Todavía hay esperanza
Jesús empezó el trabajo, pero no va a terminarlo solo; quizá podría, pero no quiere. Y pide ayuda: "El que quiera ayudarme, que me siga" La tarea no es fácil, Jesús no lo esconde, pero el triunfo -distinto de los triunfos del orden este- está asegurado: «ahora el jefe del orden este va a ser echado fuera, pues yo, cuando sea levantado de la tierra, tiraré de todos hacia mí. Esto lo decía indicando con qué clase de muerte iba a morir».
Todavía, pues hay esperanza. La hay porque la muerte de Jesús revela que es posible derrotar al jefe de este mundo: el poder del dinero no tiene fuerza si se le enfrenta al estilo de Jesús. Su fortaleza reside en la capacidad que tiene de amedrentar y seducir. Amedrentar a quienes se le oponen si éstos tienen miedo a la muerte; y seducir a quienes creen que van a encontrar en él una razón para vivir, un sentido para la vida.

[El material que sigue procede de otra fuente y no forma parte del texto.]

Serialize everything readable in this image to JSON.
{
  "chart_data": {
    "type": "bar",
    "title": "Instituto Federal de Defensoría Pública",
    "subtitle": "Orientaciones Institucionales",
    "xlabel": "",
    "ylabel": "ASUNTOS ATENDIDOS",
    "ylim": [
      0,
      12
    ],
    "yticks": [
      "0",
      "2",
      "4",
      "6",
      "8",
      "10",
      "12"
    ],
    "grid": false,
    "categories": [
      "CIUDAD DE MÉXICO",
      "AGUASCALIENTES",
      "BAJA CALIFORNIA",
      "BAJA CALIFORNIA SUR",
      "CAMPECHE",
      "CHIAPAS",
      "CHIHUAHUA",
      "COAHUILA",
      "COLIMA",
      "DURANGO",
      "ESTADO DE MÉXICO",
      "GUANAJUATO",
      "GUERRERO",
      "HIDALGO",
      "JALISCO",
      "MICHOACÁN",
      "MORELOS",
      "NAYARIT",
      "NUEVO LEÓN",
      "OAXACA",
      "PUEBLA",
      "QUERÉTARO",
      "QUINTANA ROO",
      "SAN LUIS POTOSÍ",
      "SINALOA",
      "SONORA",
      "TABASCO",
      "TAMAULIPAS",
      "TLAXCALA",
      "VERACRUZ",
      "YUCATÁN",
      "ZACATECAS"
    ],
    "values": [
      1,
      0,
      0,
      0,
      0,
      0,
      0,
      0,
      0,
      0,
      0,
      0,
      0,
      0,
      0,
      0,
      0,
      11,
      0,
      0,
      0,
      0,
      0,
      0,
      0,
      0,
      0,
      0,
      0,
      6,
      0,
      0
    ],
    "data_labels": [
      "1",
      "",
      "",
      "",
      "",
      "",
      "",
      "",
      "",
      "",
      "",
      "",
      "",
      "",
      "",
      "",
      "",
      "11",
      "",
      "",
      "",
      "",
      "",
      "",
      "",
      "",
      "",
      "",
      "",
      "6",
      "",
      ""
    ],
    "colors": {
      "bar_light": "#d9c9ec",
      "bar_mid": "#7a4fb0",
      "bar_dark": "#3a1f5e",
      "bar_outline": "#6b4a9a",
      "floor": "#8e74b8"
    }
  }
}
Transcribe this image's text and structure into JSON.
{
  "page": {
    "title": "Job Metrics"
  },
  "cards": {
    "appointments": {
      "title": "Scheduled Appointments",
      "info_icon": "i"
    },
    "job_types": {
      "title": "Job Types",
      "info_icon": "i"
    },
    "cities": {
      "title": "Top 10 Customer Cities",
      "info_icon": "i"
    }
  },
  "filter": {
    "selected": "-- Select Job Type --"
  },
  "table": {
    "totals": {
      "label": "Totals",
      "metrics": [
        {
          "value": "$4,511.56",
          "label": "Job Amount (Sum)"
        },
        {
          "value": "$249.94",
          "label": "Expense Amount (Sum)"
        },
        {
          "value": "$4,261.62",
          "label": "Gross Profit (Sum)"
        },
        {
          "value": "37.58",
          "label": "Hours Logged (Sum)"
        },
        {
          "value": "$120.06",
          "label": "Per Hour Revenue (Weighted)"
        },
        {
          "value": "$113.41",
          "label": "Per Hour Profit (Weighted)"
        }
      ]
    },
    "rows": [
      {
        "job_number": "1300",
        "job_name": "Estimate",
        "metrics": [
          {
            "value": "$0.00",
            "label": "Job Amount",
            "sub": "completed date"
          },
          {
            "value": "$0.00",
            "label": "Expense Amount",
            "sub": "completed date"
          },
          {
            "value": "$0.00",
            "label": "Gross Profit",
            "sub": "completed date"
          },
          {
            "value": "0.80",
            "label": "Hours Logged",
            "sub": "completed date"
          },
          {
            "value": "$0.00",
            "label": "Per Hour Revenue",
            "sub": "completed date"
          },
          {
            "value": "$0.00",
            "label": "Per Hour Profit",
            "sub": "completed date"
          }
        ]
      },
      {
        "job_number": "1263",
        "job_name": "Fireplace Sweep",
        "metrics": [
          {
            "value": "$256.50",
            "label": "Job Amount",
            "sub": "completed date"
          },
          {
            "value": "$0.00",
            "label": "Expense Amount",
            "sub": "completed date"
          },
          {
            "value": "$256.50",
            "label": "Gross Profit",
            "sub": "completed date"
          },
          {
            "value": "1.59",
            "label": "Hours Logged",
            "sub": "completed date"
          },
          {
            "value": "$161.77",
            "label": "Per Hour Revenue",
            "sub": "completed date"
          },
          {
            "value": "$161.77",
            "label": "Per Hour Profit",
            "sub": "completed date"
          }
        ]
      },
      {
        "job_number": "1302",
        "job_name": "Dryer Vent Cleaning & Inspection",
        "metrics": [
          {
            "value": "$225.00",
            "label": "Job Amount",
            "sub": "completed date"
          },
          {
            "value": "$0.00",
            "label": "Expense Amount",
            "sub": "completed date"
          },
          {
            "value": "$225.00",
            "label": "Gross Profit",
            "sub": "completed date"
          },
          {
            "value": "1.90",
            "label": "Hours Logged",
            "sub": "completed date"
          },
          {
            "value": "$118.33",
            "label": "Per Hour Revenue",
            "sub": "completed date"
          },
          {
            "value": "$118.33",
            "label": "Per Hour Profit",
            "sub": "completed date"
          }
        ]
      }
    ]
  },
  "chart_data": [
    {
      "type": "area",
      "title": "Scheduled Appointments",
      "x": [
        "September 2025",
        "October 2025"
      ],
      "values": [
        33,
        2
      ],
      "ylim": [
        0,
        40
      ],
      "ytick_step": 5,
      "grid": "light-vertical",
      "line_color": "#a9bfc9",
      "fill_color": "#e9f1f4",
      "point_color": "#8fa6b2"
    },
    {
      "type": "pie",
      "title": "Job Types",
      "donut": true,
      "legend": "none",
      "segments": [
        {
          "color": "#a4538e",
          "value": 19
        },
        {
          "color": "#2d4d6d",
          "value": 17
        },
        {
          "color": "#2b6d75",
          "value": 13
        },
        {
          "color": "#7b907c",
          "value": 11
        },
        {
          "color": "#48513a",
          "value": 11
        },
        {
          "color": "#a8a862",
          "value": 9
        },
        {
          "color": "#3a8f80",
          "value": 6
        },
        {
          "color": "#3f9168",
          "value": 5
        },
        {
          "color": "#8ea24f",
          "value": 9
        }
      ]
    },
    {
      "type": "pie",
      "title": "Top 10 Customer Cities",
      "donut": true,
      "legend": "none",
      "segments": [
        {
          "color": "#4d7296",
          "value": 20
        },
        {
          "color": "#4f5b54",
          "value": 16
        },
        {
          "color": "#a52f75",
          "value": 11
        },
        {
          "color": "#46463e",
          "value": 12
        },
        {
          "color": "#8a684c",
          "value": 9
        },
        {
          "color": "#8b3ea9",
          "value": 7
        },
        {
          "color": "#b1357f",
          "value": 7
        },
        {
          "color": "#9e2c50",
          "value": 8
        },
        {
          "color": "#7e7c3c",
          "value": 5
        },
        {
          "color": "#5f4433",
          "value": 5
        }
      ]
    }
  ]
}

Jesús, al ser levantado de la tierra derrota el miedo y descubre la falsedad de tal fascinación.
Por eso la entrega de Jesús supone el comienzo de la derrota del mundo este: porque revela dónde está de verdad la vida y cuál es su verdadero sentido; por eso, y porque sigue tirando de muchos hacia él, su muerte no es una derrota, ni un fracaso; es una puerta abierta a la esperanza de los pobres, los explotados, los excluidos de este mundo; una puerta abierta a la vida de cualquier ser humano.